Chicken StockMakes about 2 (32 oz) quart or 8 (16 oz) pint jars
Use this chicken stock instead of water when preparing stuffing and rice. It's a quick and easy way to add flavor and interest to these comfort foods! Follow the recipe below and learn how to make chicken stock.
NOTE: You must process 2 quarts or 4 pints in the same pressure canner at one time to ensure proper pressure and temperatures are reached for safe preserving.
Level of Ease:Advanced
Preserving Method:Pressure Canning
You Will Need:
- 1 3- to 4-lb chicken, cut into pieces
- 16 cups water
- 2 stalks celery
- 2 medium onions, quartered
- 1 Tbsp salt
- 10 peppercorns
- 2 bay leaves
- 4 Ball® (32 oz) quart or 8 (16 oz) pint glass preserving jars with lids and bands
- 1/2 3- to 4-lb chicken, cut into pieces
- 8 cups water
- 1 stalks celery
- 1 medium onions, quartered
- 1-1/2 Tbsp salt
- 5 peppercorns
- 1 bay leaves
- 2 Ball® (32 oz) quart or 4 (16 oz) pint glass preserving jars with lids and bands
- PREPARE pressure canner. Heat
jars in simmering water until ready for use. Do not boil. Wash lids in
warm soapy water and set bands aside
- COMBINE chicken and water in a large sauce-pot. Bring to a boil. Add remaining ingredients. Return to a boil. Reduce heat and simmer 2 hours or until chicken is tender. Remove from heat. Skim off foam.

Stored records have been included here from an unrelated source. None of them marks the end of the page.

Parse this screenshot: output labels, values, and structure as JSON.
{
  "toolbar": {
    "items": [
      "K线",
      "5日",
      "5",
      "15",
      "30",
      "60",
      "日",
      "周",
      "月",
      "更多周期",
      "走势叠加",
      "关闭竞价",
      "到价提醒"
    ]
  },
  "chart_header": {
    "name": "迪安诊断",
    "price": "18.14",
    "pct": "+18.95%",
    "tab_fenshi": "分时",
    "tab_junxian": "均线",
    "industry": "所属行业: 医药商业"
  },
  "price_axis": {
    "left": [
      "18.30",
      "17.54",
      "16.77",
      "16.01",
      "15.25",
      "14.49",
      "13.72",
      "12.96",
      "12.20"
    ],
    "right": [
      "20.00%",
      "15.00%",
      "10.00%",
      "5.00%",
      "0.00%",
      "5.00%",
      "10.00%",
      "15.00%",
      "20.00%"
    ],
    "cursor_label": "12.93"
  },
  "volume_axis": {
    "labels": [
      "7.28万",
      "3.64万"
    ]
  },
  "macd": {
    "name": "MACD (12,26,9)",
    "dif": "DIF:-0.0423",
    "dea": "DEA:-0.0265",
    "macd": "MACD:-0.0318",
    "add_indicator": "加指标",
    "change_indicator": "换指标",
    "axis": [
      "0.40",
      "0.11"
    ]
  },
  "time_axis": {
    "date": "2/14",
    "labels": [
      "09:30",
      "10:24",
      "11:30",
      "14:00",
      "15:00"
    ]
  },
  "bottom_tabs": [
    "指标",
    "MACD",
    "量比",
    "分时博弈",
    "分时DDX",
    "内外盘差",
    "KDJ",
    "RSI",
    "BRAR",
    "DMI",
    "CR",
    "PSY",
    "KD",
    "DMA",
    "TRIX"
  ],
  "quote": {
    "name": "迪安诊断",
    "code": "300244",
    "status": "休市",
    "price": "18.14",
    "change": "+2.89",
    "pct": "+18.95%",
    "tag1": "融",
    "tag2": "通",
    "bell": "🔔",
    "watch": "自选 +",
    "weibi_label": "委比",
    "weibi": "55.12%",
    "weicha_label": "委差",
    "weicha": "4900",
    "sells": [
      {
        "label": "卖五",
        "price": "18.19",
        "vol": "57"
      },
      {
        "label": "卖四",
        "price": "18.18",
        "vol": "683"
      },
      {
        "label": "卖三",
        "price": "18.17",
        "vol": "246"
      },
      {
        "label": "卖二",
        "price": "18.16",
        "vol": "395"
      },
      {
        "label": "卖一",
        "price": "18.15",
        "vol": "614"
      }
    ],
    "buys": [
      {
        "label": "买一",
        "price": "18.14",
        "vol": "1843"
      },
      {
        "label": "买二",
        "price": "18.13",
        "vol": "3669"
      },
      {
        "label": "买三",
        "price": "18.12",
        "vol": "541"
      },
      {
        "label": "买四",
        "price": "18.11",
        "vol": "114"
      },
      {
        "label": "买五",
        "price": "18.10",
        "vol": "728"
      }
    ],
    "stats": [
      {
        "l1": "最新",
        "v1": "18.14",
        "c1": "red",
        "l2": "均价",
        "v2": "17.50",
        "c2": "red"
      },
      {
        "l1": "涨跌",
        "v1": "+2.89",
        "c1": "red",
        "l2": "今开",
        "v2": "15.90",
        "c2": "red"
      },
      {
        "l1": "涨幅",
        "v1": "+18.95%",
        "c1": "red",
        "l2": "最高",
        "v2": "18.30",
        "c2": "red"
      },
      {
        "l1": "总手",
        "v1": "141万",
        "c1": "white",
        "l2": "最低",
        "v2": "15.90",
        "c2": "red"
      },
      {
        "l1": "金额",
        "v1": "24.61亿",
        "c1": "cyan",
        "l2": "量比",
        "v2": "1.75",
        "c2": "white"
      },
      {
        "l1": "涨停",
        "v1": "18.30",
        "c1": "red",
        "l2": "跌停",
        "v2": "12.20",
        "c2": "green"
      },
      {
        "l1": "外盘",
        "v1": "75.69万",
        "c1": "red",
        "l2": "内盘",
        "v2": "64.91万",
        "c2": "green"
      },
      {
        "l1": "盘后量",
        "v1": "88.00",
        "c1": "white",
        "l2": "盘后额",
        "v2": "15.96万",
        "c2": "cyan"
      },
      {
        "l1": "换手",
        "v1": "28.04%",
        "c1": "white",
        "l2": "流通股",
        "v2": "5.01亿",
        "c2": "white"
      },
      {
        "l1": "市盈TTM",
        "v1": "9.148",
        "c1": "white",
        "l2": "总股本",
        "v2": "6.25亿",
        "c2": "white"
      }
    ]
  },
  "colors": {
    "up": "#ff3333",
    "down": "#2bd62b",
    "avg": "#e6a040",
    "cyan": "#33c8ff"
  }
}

- REMOVE chicken from stock, reserving chicken for another use. Strain stock through a sieve or several layers of cheesecloth. Allow stock to cool until fat solidifies. Skim off fat.
- HEAT stock to a boil.
- LADLE hot chicken stock into hot jars leaving 1 inch headspace. Wipe rim. Center hot lid on jar. Apply band and adjust to fingertip tight.
- PLACE lid on canner and turn to locked position. Adjust heat to medium-high. Vent steam for 10 minutes. Place counter weight or pressure regulator on vent; bring pressure to 10 pounds (psi) for a weighted- gauge canner or 11 pounds (psi) for a dial-gauge canner
- PROCESS filled jars in a pressure canner at 10 pounds pressure 20 minutes for pints and 25 minutes for quarts, adjusting for altitude. Turn off heat; cool canner to zero pressure. Remove jars and cool. Check lids for seal after 24 hours. Lid should not flex up and down when center is pressed.